À quel moment un rhumatologue doit-il penser à une éventuelle maladie de Lyme ? Et quels examens doit-il réaliser pour confirmer ou infirmer le diagnostic ? « Les formes rhumatologiques de la maladie de Lyme sont très loin d’être majoritaires. Les rhumatologues, qu’ils exercent en ville ou l’hôpital, voient relativement peu de vraies arthrites de Lyme. Mais il est quand même bon d’avoir certains réflexes face à des tableaux cliniques bien précis », souligne la Dr Christelle Sordet. L’incidence de la maladie de Lyme en France donne régulièrement lieu à des controverses, parfois très médiatisées. Certains responsables associatifs ou professionnels de santé affirment en effet que l’incidence de cette pathologie est en constante augmentation mais qu’elle reste largement sous-diagnostiquée en France. Responsable du centre national de référence des Borrelia au CHRU de Strasbourg, le Pr Benoît Jaulhac ne souhaite pas alimenter la polémique. Il renvoie juste vers un article dont il est cosignataire, publié en août dernier dans la revue Eurosurveillance.

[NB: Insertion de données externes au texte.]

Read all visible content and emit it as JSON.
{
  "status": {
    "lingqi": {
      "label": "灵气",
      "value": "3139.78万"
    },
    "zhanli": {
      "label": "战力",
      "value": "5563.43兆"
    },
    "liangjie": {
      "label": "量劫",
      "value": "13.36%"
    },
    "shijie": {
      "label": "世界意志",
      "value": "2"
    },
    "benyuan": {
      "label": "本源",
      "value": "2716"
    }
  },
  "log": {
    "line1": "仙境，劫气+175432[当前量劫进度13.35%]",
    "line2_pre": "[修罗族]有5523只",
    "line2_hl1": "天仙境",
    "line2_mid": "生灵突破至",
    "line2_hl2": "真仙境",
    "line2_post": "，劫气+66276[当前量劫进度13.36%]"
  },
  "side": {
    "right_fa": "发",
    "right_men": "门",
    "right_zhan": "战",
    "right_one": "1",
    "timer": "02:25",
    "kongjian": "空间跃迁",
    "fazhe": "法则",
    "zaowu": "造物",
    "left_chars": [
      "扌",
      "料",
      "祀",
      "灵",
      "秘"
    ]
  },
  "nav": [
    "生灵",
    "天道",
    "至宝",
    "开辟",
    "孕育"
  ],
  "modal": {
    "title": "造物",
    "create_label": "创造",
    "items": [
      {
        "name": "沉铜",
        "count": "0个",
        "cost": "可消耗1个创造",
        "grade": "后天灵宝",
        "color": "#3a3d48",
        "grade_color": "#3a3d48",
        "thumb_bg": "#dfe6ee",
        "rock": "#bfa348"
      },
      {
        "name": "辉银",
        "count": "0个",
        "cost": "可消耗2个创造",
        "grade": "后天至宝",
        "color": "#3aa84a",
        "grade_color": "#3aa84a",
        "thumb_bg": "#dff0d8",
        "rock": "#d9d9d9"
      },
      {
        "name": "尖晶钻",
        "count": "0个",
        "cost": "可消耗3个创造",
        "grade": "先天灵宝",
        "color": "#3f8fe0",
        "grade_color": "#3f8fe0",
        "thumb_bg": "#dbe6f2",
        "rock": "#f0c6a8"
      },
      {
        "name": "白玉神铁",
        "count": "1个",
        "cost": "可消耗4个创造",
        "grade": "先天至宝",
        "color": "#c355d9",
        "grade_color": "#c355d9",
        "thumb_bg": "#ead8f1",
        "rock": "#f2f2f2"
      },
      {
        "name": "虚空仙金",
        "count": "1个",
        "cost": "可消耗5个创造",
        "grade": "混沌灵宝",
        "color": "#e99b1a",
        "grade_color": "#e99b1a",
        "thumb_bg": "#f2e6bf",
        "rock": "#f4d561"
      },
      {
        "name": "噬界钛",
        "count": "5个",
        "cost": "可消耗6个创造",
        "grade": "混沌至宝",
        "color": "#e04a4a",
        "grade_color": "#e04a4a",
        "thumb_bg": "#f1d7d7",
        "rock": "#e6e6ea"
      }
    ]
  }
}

L’article rend compte de l’évolution de l’incidence de la borréliose de Lyme à partir des données fournies par le réseau Sentinelles de l’Inserm, alimenté par les médecins généralistes.
« L’incidence de la maladie est d’environ 42 cas pour 100 000 habitants. On constate certaines différences géographiques. La maladie est plus présente dans le nord de la France que dans le sud. Et au niveau européen, on constate que plus on va vers l’Est, plus l’incidence augmente. Elle est ainsi relativement élevée en Autriche et Slovénie », souligne le Pr Jaulhac, en ajoutant que l’augmentation de l’incidence, mise en avant par ces responsables associatifs, ne se retrouve pas dans l’épidémiologie récente. « On constate que sur cinq ans (2009-2014), l’incidence reste assez stable en France, poursuit-il. Alors, certes, on ne peut pas affirmer que tous les cas de borréliose de Lyme sont intégralement diagnostiqués en France. Mais on peut souligner que la majorité des tableaux cliniques atypiques qui nous sont adressés au Centre national de référence s’avèrent finalement ne pas être des maladies de Lyme. Et c’est à peu près la même chose dans les autres pays ayant des centres nationaux de référence ».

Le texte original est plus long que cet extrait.